Non-public offerings are only aimed at a specific minority of people, and no public solicitation is adopted. Therefore, they are also known as "private placements", "directed placements", etc .; public offerings are broad subscriptions to unspecified issuers. Invitation.
Private offering
- According to the experience of the United States and other developed countries, non-public offerings have many special values compared to public offerings. With the increasing maturity of China's stock issuance system, non-public offerings will certainly receive more and more attention. From the perspective of comparative law, with reference to US law, the development of Chinese non-public offerings,
- Resale of non-publicly issued securities [29]
- For a long time, non-public offering of shares has not been fully developed in China, but this does not mean that it has no future in China. On the contrary, the author believes that the non-public issuance of stocks will definitely develop greatly in the near future. The reasons are as follows:
- 1. With the maturity of China's securities market and the deepening of market-oriented reforms, the investment philosophy of more and more securities investors will shift from short-term speculation to long-term investment, with increasing investment knowledge and experience, and ability to withstand investment risks. Increasingly, these have provided a favorable market environment for the expansion of non-public offerings.
- 2. With the rapid growth of China's securities market, market transactions are becoming increasingly frequent and complex, while securities supervision is subject to many constraints, including human and material resources, and is under tremendous pressure. Therefore, it is necessary to effectively allocate the resources and strength of securities supervision to improve the efficiency of securities supervision. Enlarging the scope of non-public issuance of stocks and granting them exemption from issuance review will help improve the efficiency of securities supervision.
- 3. Driven by the Super-conventional Development of Institutional Investors policy of the China Securities Regulatory Commission, the number of institutional investors is increasing and their strength is increasing. And mature, self-disciplined and stable institutional investors are the main basis for the existence and development of the non-public issuance system.

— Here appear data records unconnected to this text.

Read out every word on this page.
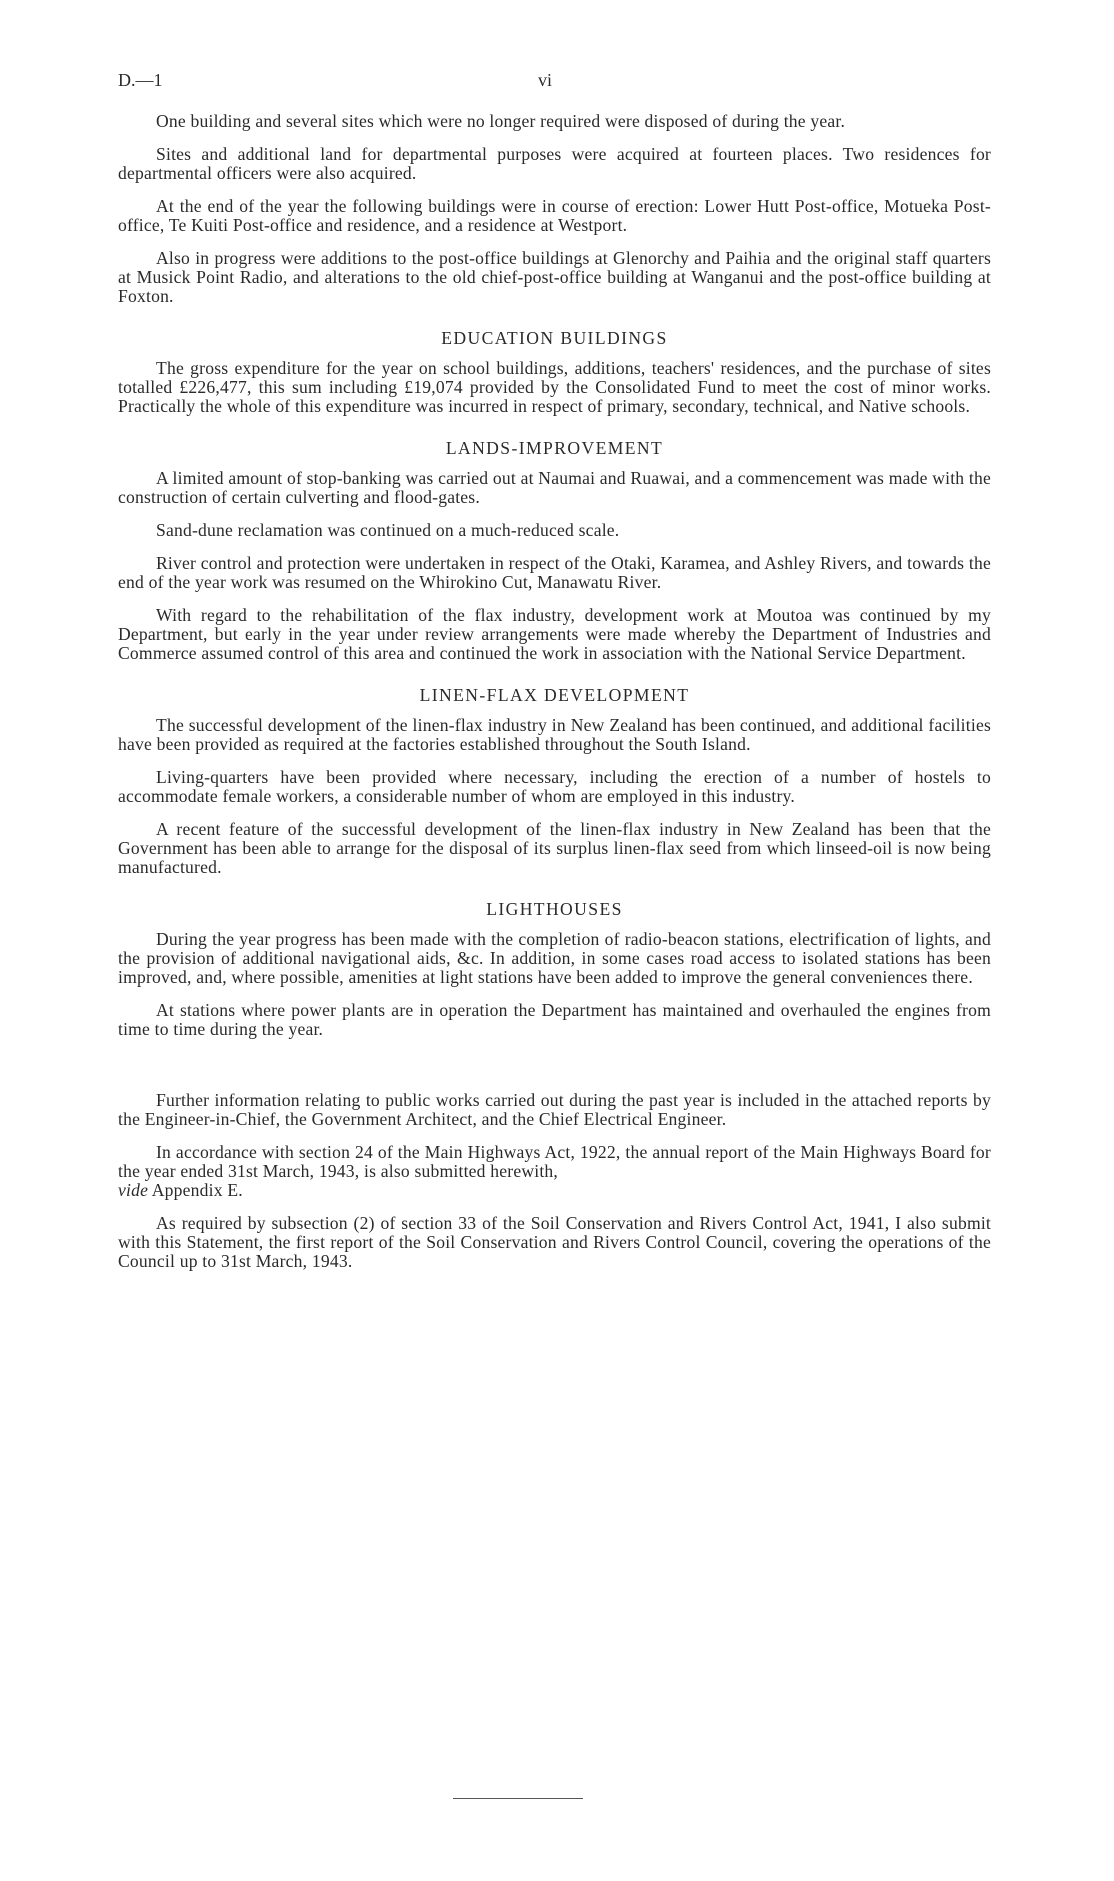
D.—1	vi

One building and several sites which were no longer required were disposed of during the year.

Sites and additional land for departmental purposes were acquired at fourteen places. Two residences for departmental officers were also acquired.

At the end of the year the following buildings were in course of erection: Lower Hutt Post-office, Motueka Post-office, Te Kuiti Post-office and residence, and a residence at Westport.

Also in progress were additions to the post-office buildings at Glenorchy and Paihia and the original staff quarters at Musick Point Radio, and alterations to the old chief-post-office building at Wanganui and the post-office building at Foxton.

EDUCATION BUILDINGS

The gross expenditure for the year on school buildings, additions, teachers' residences, and the purchase of sites totalled £226,477, this sum including £19,074 provided by the Consolidated Fund to meet the cost of minor works. Practically the whole of this expenditure was incurred in respect of primary, secondary, technical, and Native schools.

LANDS-IMPROVEMENT

A limited amount of stop-banking was carried out at Naumai and Ruawai, and a commencement was made with the construction of certain culverting and flood-gates.

Sand-dune reclamation was continued on a much-reduced scale.

River control and protection were undertaken in respect of the Otaki, Karamea, and Ashley Rivers, and towards the end of the year work was resumed on the Whirokino Cut, Manawatu River.

With regard to the rehabilitation of the flax industry, development work at Moutoa was continued by my Department, but early in the year under review arrangements were made whereby the Department of Industries and Commerce assumed control of this area and continued the work in association with the National Service Department.

LINEN-FLAX DEVELOPMENT

The successful development of the linen-flax industry in New Zealand has been continued, and additional facilities have been provided as required at the factories established throughout the South Island.

Living-quarters have been provided where necessary, including the erection of a number of hostels to accommodate female workers, a considerable number of whom are employed in this industry.

A recent feature of the successful development of the linen-flax industry in New Zealand has been that the Government has been able to arrange for the disposal of its surplus linen-flax seed from which linseed-oil is now being manufactured.

LIGHTHOUSES

During the year progress has been made with the completion of radio-beacon stations, electrification of lights, and the provision of additional navigational aids, &c. In addition, in some cases road access to isolated stations has been improved, and, where possible, amenities at light stations have been added to improve the general conveniences there.

At stations where power plants are in operation the Department has maintained and overhauled the engines from time to time during the year.

Further information relating to public works carried out during the past year is included in the attached reports by the Engineer-in-Chief, the Government Architect, and the Chief Electrical Engineer.

In accordance with section 24 of the Main Highways Act, 1922, the annual report of the Main Highways Board for the year ended 31st March, 1943, is also submitted herewith,
vide Appendix E.

As required by subsection (2) of section 33 of the Soil Conservation and Rivers Control Act, 1941, I also submit with this Statement, the first report of the Soil Conservation and Rivers Control Council, covering the operations of the Council up to 31st March, 1943.
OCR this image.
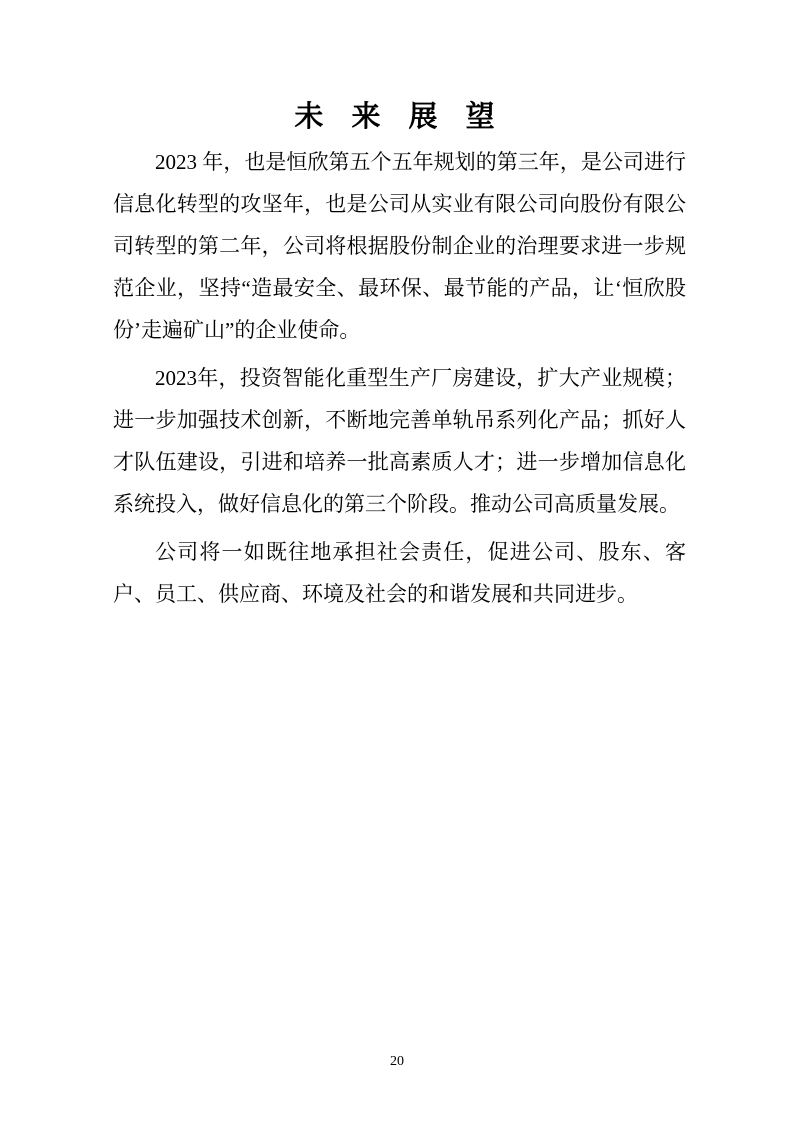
未 来 展 望

2023 年，也是恒欣第五个五年规划的第三年，是公司进行信息化转型的攻坚年，也是公司从实业有限公司向股份有限公司转型的第二年，公司将根据股份制企业的治理要求进一步规范企业，坚持“造最安全、最环保、最节能的产品，让‘恒欣股份’走遍矿山”的企业使命。

2023年，投资智能化重型生产厂房建设，扩大产业规模；进一步加强技术创新，不断地完善单轨吊系列化产品；抓好人才队伍建设，引进和培养一批高素质人才；进一步增加信息化系统投入，做好信息化的第三个阶段。推动公司高质量发展。

公司将一如既往地承担社会责任，促进公司、股东、客户、员工、供应商、环境及社会的和谐发展和共同进步。

20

- 4. With the advent of the "new economy" era, the scale of venture capital has grown rapidly. From the perspective of the existing venture investment model, it is a common model to issue shares to venture capital companies or individuals through non-public means. However, China's related laws and regulations are basically blank. The improvement of the non-public issuance system will greatly promote the development of high-tech startups.
- 5. In order to further improve the corporate governance structure, more and more listed companies have adopted a "stock option" system to stimulate the enthusiasm of company managers. However, where the stocks as the object of exercising "stock options" come from has always been one of the problems that plagues listed companies.